Here We Go Again: Genetically Engineered Banana Narrative Pushed by GMO Lobby

“The banana is dying and only GM can save it” is a recurring crisis narrative of the GMO lobby – but the real answers to the problem of disease in bananas go unmentioned.

By CLAIRE ROBINSON

GMWatch.org

Groundhog Day was a 1993 American comedy film starring Bill Murray as a weatherman who accepts an assignment to cover the annual Groundhog Day event – the groundhog being an animal that was superstitiously believed to be able to predict the weather. Once at the event, Murray’s character finds himself caught in a time loop. He is doomed to repeat the same day over and over until he learns a lesson that eludes him up until that time. That lesson finally turns out to be that he should place the needs of others above his own selfish desires. The term “Groundhog Day” is now used to describe any recurring situation.

At GMWatch we often find ourselves in a Groundhog Day of the GMO lobby’s making, as the same old “crisis narratives” with fairytale GMO “solutions” pop up every few years. These narratives promote GM as the only solution to some otherwise intractable problem. One is “GMO golden rice will save the third world from vitamin A deficiency“; another is “GM cassava is our only hope” for feeding Africa by defeating cassava viruses. Needless to say, the much-touted GMO “solutions” to these problems have yet to manifest. Meanwhile non-GMO solutions have long been available and could be rolled out more widely if adequately funded.

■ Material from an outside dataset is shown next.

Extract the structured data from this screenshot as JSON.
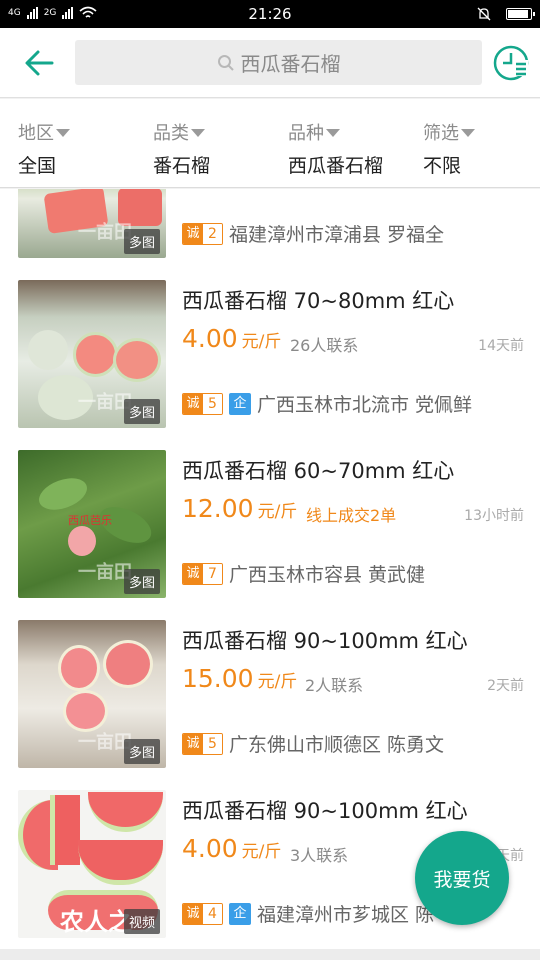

Now Wired magazine is promoting one of the recurring GMO fairytales, in the shape of an article called, “The banana is dying. The race is on to reinvent it before it’s too late”. The story is the newest incarnation of a recurring crisis narrative, “Only GM can save the banana”. The “crisis” is that the most commercially popular banana variety, the Cavendish, is falling victim to a fungal disease. GMO proponents claim that genetically engineering the banana to resist the fungus is our only hope to prevent the banana going extinct. This story first surfaced nearly two decades ago but has been updated for our time by replacing boring old “GM” with the exciting “new GM” technique of genome editing.